Yesterday this blog took issue with the claim, made by President Obama and others, that failure to raise the debt ceiling will raise interest rates that ordinary Americans pay for things like car loans, home loans, and credit cards. (See this post). Unfortunately, a story on CNN Money earlier today continues to repeat some of the unpersuasive arguments this blog rebutted yesterday. Among other things, this new story quotes market "experts" to support the claim that a downgrade in the credit rating of the United States will somehow cause lenders to raise the interest rates charged to Americans whose creditworthiness has not changed. To be more precise, the article repeats the claim that, despite a downgrade, lenders will still treat US debt as the safest investment in the credit markets and thus the rates on such debt as the "baseline" for other rates, even if there are other investments that present lower risks.
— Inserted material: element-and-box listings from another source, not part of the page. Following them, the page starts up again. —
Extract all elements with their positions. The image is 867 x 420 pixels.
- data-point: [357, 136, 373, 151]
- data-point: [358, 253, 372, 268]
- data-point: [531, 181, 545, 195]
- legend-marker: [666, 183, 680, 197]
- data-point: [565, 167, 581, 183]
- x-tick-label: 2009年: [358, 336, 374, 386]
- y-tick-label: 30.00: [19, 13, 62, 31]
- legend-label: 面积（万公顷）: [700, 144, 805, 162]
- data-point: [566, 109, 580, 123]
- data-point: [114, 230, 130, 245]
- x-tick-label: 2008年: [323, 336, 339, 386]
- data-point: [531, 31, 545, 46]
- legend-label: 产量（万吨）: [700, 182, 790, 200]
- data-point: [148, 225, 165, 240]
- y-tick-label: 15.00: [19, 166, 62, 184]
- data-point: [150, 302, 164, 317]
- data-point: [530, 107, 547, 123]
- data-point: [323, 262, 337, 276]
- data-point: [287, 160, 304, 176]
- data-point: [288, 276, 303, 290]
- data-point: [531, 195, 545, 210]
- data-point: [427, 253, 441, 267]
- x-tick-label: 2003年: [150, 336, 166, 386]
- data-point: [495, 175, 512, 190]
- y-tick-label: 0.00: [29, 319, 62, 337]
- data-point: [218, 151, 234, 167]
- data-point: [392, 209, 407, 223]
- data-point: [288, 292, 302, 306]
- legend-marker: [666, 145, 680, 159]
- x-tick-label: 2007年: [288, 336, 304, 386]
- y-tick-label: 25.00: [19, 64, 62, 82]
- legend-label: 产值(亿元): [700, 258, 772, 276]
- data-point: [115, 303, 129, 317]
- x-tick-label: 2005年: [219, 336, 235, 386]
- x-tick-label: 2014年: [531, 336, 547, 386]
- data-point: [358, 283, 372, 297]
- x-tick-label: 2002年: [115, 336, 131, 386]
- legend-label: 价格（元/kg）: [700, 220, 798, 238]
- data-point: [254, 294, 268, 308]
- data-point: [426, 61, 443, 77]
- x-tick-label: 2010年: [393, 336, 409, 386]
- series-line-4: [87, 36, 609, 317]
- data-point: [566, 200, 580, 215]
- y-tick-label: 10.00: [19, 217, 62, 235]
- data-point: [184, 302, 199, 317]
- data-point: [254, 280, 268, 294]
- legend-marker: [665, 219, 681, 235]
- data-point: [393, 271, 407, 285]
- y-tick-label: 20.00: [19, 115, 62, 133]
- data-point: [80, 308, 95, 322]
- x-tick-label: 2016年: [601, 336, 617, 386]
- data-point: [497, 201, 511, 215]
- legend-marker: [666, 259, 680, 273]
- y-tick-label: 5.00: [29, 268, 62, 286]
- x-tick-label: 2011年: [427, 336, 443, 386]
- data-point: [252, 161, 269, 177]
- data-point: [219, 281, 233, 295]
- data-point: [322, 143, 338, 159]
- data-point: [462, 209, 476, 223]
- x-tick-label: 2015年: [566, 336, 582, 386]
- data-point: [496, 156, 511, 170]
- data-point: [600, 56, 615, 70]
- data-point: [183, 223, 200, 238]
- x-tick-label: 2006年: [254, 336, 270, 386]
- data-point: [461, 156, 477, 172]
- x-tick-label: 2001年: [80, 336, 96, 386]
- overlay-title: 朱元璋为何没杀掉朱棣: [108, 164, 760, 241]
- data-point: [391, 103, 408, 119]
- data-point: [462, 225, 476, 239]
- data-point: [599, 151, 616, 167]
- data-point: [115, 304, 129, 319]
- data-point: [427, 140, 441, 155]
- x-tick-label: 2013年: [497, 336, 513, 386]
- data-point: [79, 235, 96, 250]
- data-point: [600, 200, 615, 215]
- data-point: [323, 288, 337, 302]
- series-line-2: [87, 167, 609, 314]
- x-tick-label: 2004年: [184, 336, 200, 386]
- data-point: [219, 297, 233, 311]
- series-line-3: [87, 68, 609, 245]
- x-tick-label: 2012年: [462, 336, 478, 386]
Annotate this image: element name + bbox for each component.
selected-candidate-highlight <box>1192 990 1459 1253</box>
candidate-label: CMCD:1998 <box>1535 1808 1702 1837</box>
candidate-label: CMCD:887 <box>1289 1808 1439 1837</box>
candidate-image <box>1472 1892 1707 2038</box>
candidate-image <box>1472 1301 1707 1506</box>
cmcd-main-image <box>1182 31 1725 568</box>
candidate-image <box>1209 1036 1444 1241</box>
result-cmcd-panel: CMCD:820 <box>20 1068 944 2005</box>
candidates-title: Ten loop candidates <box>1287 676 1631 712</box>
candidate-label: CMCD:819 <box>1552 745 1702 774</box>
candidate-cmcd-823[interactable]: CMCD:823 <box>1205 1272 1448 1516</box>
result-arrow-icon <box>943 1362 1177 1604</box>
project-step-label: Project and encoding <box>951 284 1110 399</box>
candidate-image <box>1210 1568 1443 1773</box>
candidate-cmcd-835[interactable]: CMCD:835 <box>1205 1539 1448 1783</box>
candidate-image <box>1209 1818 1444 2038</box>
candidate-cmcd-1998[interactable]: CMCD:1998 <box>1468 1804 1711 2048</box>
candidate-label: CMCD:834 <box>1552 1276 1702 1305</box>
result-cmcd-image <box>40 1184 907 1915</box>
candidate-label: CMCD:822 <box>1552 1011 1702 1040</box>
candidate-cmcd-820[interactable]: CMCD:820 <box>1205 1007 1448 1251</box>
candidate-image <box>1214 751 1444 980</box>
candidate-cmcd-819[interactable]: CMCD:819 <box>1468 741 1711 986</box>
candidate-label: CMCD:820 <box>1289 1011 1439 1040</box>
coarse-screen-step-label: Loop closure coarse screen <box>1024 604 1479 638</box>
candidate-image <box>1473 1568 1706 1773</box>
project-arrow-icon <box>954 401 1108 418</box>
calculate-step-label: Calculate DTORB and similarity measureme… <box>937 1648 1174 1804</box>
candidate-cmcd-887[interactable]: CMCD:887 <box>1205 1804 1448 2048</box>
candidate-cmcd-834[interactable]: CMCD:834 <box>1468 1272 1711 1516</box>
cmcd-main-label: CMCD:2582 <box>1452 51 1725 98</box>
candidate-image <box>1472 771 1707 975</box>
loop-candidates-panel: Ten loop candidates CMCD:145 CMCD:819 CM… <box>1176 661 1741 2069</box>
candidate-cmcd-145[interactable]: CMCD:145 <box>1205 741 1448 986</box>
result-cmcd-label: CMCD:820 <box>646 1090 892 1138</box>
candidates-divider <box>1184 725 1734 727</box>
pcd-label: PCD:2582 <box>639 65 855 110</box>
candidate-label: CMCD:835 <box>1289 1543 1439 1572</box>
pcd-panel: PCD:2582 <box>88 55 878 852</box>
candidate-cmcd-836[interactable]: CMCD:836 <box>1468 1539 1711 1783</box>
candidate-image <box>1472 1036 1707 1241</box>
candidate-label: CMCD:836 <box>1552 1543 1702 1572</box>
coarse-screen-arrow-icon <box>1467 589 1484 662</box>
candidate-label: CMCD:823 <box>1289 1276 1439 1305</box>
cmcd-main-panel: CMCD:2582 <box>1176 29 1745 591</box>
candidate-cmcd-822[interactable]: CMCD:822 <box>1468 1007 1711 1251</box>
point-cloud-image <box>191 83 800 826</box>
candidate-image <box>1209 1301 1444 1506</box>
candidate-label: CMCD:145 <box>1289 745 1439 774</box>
As I explained yesterday, this argument assumes that lenders are irrational and ignores the fact that less borrowing by the United States will reduce the demand for credit and thus lower the price of credit, namely, interest rates. Imagine, for instance, that the rating agencies downgraded US debt to a CCC+ rating, driving rates on Treasury Bonds to 25 percent. Would lenders really charge individuals and businesses with AAA credit ratings MORE than 25 percent? Of course not, and lenders who tried such an approach would quickly lose business to those who charged rates that reflected the creditworthiness of individual borrowers.
However, it appears that reason is starting to prevail at CNN Money. Earlier today Chris Isidore weighed in on the question, in this article. Among other things, Isidore explains that failure to raise the debt ceiling could actually lower the interest rates on US Debt because less borrowing by the United States would reduce the supply of bonds, raise their price, and thus lower rates. (This is simply the flip side of the argument that less borrowing by the United States means less demand for credit and thus lower interest rates.) Isidore also argues that uncertainty created by the deadlock over the debt will actually cause investors to flock to Treasury Bonds, particularly insofar as the government will continue to raise sufficient revenue to pay the interest and principal on the debt, because such bonds are perceived as a sure bet. Finally, Isidore offers some modest evidence to support his argument, pointing out that the most recent auction of 7 year treasury notes produced a yield of 2.25 percent, the lowest on such notes since November. Of course, there are various determinants of such rates; low rates may simply signal that investors believe the economy and thus the demand for credit is weak. Still, such low yields seem inconsistent with an assertion that failure to break the debt ceiling deadlock by August 2 will produce an economic cataclysm.
Perhaps those who claim that the rate on US Debt is the benchmark for rates on private credit will now argue that the debt ceiling deadlock will REDUCE rates for private borrowing!!!